Osteoprotective effects of UC extract on OVX mice. OVX mice (n = 5 for each group) were provided with 5:5 ratio of UC extract (100 or 200 mg/kg/day) or methylsulfonylmathane (MSM, 300 mg/kg/day) for 12 weeks. (A) Bone mineral density (BMD), (B) trabecular parameters such as bone volume (BV/TV), trabecular thickness (Tb.Th), trabecular number (Tb.N) and trabecular space (Tb.Sp) were determined; (C) representative images of transverse micro-CT were presented after 12 weeks of administration.
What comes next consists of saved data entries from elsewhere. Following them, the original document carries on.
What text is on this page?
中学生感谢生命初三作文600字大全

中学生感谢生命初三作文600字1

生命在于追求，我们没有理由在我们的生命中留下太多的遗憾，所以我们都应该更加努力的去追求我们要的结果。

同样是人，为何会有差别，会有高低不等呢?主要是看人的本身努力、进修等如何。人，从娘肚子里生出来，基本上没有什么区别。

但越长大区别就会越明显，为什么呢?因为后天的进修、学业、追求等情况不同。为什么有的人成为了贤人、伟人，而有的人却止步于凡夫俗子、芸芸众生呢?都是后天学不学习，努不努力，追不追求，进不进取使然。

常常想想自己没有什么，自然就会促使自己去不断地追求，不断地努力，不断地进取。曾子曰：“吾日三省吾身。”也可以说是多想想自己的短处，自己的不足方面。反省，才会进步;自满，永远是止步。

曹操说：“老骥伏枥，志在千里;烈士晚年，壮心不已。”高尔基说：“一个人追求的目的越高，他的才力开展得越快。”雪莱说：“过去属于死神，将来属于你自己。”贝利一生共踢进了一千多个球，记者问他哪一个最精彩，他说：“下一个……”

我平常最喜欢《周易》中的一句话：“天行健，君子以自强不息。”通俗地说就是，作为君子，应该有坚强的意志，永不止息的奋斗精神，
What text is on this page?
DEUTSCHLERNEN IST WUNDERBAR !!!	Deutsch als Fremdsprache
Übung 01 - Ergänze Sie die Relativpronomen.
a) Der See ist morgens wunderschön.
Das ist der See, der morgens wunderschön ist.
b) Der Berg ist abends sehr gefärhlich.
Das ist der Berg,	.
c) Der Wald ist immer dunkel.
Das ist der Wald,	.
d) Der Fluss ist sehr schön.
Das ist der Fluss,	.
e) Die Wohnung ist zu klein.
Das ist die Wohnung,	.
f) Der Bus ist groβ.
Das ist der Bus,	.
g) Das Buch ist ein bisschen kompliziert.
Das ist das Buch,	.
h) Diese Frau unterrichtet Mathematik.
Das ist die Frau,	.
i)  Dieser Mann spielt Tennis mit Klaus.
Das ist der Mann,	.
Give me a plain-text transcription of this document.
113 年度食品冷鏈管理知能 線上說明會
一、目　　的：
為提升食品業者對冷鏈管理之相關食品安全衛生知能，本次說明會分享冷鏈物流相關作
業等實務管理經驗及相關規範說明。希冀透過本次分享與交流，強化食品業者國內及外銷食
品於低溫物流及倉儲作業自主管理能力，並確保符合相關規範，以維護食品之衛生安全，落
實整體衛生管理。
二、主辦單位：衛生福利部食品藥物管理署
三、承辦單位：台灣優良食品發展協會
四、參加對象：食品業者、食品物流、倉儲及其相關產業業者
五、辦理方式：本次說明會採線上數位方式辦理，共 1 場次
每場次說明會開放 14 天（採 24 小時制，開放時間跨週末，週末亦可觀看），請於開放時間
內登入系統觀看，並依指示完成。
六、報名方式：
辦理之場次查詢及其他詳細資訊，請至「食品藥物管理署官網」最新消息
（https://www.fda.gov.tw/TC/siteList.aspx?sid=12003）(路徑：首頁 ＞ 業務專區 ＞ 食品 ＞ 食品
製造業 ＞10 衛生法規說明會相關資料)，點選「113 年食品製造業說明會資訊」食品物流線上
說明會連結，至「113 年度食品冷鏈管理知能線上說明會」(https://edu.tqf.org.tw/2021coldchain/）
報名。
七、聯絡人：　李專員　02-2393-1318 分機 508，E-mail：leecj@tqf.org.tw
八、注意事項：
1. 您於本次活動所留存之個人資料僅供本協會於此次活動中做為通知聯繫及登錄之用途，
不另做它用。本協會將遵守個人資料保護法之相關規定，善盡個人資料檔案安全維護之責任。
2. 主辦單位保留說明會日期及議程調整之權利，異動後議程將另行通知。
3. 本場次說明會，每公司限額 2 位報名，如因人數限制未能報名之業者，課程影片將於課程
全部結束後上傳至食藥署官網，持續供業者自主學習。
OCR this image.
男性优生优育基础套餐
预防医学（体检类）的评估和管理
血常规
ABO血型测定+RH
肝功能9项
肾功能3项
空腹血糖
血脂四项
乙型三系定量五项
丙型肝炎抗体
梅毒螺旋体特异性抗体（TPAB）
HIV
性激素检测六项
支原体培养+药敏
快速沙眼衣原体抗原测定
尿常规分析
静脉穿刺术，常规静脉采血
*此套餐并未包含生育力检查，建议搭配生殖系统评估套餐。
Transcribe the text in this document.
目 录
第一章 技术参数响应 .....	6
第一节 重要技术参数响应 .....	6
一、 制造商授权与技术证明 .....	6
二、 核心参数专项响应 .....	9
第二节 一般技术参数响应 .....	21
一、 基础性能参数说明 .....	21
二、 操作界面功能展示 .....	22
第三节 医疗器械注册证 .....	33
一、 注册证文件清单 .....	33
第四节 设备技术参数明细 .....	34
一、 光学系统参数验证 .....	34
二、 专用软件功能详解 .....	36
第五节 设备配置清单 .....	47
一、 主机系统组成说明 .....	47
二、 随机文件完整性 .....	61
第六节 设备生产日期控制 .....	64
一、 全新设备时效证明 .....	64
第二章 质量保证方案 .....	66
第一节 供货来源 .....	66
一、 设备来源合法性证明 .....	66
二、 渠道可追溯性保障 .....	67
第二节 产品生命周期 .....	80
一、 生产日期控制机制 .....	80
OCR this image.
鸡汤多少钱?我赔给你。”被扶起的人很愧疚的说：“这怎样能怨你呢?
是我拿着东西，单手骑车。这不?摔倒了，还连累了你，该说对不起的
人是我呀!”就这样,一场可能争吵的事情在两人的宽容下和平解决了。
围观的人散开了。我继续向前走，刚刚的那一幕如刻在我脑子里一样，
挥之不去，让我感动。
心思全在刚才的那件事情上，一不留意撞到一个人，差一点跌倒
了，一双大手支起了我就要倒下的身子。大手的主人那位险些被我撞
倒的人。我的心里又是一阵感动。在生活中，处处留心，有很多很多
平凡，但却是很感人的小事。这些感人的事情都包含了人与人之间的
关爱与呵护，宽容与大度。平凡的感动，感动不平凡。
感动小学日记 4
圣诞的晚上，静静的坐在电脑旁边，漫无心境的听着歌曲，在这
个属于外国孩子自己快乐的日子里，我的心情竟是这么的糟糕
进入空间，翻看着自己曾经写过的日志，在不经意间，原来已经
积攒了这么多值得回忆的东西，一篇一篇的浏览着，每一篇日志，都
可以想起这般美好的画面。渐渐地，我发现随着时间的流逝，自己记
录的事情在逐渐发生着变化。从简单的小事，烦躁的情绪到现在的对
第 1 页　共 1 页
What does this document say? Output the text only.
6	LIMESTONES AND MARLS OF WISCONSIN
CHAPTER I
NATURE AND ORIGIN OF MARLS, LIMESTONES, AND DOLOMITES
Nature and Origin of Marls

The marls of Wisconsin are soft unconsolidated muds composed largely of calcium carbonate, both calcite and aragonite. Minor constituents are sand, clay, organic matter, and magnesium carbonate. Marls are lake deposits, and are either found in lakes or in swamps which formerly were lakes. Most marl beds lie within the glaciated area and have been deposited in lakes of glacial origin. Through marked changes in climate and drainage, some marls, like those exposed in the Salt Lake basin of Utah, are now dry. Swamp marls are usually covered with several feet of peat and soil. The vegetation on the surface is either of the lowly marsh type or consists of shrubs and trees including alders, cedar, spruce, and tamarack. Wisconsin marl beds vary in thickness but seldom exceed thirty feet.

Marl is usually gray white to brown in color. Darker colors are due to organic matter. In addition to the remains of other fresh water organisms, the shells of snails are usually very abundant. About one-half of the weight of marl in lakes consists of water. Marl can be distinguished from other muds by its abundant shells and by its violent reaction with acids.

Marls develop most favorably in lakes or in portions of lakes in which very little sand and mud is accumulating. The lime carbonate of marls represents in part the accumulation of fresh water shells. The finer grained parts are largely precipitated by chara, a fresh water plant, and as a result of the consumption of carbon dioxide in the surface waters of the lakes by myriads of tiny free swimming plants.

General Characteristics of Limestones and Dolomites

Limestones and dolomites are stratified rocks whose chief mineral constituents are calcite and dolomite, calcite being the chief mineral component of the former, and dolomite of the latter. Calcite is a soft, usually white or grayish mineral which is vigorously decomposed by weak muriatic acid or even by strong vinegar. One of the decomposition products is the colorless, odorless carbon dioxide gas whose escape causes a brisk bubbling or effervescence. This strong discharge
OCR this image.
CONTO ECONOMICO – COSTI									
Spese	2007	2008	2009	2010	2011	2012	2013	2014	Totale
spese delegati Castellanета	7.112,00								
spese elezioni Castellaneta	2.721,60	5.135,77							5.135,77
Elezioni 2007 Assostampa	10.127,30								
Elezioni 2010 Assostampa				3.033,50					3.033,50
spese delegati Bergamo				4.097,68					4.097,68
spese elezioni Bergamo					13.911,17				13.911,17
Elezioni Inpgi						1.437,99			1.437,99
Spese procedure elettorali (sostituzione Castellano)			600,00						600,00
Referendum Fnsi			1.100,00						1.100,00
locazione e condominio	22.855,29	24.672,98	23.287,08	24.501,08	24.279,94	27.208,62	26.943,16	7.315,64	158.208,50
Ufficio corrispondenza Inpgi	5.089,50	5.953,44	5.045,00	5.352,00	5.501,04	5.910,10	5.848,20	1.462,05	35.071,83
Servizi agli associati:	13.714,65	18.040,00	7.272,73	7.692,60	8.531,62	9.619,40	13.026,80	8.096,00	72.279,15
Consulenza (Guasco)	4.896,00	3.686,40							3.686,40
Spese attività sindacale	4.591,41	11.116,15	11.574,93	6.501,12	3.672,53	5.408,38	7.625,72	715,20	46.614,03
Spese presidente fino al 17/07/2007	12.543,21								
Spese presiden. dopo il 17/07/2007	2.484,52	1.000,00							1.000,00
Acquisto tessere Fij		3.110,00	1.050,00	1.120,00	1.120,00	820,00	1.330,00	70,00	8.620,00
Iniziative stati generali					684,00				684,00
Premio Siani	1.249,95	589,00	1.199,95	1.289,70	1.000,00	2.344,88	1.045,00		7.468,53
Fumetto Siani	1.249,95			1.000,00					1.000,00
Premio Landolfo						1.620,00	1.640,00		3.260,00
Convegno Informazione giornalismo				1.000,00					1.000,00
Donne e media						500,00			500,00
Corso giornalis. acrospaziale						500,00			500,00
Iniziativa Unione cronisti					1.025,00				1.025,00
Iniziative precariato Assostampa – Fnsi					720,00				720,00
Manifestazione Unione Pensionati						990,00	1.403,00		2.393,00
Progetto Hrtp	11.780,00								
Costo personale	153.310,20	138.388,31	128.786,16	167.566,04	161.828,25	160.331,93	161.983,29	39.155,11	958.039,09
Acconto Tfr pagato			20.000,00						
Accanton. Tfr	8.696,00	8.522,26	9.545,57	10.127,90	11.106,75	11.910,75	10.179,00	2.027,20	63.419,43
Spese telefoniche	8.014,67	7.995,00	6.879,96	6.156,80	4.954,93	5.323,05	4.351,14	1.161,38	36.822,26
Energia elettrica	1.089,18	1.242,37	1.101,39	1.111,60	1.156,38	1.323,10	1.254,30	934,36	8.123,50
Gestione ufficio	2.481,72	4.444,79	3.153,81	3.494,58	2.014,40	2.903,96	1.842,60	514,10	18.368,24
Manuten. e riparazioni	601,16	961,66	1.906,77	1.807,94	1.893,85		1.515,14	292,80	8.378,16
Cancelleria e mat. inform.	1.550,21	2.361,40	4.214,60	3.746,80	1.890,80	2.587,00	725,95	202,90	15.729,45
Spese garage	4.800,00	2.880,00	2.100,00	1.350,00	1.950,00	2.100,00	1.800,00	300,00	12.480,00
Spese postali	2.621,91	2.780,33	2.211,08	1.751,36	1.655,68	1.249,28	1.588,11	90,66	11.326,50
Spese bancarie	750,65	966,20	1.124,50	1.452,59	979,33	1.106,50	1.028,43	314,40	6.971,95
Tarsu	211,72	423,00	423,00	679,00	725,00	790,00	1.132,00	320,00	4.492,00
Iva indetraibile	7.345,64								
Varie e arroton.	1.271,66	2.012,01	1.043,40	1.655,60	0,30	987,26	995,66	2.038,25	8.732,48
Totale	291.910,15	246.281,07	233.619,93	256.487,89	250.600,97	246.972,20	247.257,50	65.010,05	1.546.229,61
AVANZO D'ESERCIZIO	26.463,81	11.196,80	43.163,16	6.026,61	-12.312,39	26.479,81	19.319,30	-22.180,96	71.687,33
UC, Ulmus davidiana (UD) and Cornus officinalis (CO) 5:5 ratio treatment; * p < 0.05 vs. OVX; # p < 0.05 vs. UC100 (one-way ANOVA with Tukey’s multiple comparison test).

4. Conclusions

In the present study, we tested the osteoprotective effect of a UC extract on the differentiation of osteoblasts and osteoclasts in vitro and on osteoporotic bone loss in OVX mice in vivo. Treatment with the UC extract improved the cellular differentiation of osteoblasts in a MC3T3-E1 mouse pre-osteoblast cell-line and primary osteoblasts by increasing ALP activity and the levels of osteoblast-inducible markers. In contrast, the UC extract inhibited osteoclast differentiation by reducing activity of TRAP and mRNA expression levels of osteoclastogenesis-related genes. In the osteoporotic mouse experiment, UC treatment prevented osteoporotic bone loss and structural compartmentalization in the femoral bone of OVX mice. These results indicate that the UC extract may be a viable therapeutic herbal medicine for the prevention of postmenopausal osteoporotic pathogenesis.